Urban farming in Detroit is a growing and important piece of the local economy, according to Klein, and has been present since about the turn of the century. It wasn’t until the 1970s though, with the launch of Detroit’s Farm-A-Lot program, that the modern urban agriculture movement in the city really began.

“As an urban agriculture activist and humble gardener, it was easy to envision Detroit Farm and Garden as a place that supported that movement — a movement of people embracing the individual empowerment, reconciliation and healing that can be achieved through community gardening and farming,” Klein says.

In March, DFG held its first fundraiser, selling 120 DFG “Supporting the Local Landscape” T-shirts, and raising more than $5,000 to help beautify its new location. The store was spruced up with new paint through the help of volunteers and the nonprofit Summer in the City.

The store, Klein says, represents the emerging sophistication of Detroit as a place for new ways of thinking about food, agriculture and doing business.

“We hope to help inspire and empower people to take control of the physical landscape in ways that are good for the community,” says store employee and food activist Jen Rusciano.
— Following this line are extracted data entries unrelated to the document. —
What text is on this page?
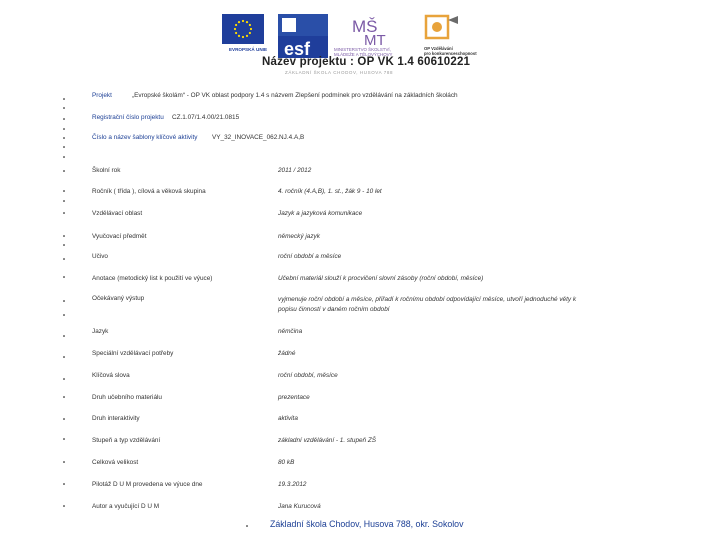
EVROPSKÁ UNIE esf
MŠ
MT
MINISTERSTVO ŠKOLSTVÍ,
MLÁDEŽE A TĚLOVÝCHOVY
OP Vzdělávání
pro konkurenceschopnost
Název projektu : OP VK 1.4 60610221
ZÁKLADNÍ ŠKOLA CHODOV, HUSOVA 788
Projekt	„Evropské školám“ - OP VK oblast podpory 1.4 s názvem Zlepšení podmínek pro vzdělávání na základních školách
Registrační číslo projektu CZ.1.07/1.4.00/21.0815
Číslo a název šablony klíčové aktivity VY_32_INOVACE_062.NJ.4.A,B
Školní rok	2011 / 2012
Ročník ( třída ), cílová a věková skupina	4. ročník (4.A,B), 1. st., žák 9 - 10 let
Vzdělávací oblast	Jazyk a jazyková komunikace
Vyučovací předmět	německý jazyk
Učivo	roční období a měsíce
Anotace (metodický list k použití ve výuce)	Učební materiál slouží k procvičení slovní zásoby (roční období, měsíce)
Očekávaný výstup	vyjmenuje roční období a měsíce, přiřadí k ročnímu období odpovídající měsíce, utvoří jednoduché věty k popisu činností v daném ročním období
Jazyk	němčina
Speciální vzdělávací potřeby	žádné
Klíčová slova	roční období, měsíce
Druh učebního materiálu	prezentace
Druh interaktivity	aktivita
Stupeň a typ vzdělávání	základní vzdělávání - 1. stupeň ZŠ
Celková velikost	80 kB
Pilotáž D U M provedena ve výuce dne	19.3.2012
Autor a vyučující D U M	Jana Kurucová
Základní škola Chodov, Husova 788, okr. Sokolov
Looking around DFG headquarters, Klein is reminded “of the power landscape holds in perpetuating positive change and a connection to our environment.”

As Koller puts it, “DFG is a step up for the urban farming movement in the city.”

Fun & Learning

DFG plans to empower the community through education and entertainment.  It will kick off its “Straw Bale Sessions” on Monday, Oct. 15. Straw Bale Sessions feature live music on the store’s Straw Bale stage. Holly Golightly and the Brokeoffs will be the featured act. Contact the store for more details or check out www.facebook.com/detroitfarmandgarden or detroitfarmandgarden.com.

DFG also offers a variety of classes for the budding urban (or suburban) farmer.  On Sunday, Oct. 21, from 1:30-3:30 p.m. at DFG, check out “The People’s Pickles” from local pickler Blair Nosan, founder of Suddenly Sauer. The fermentation class will teach you how to brine and kraut your way to delicious preserved vegetables.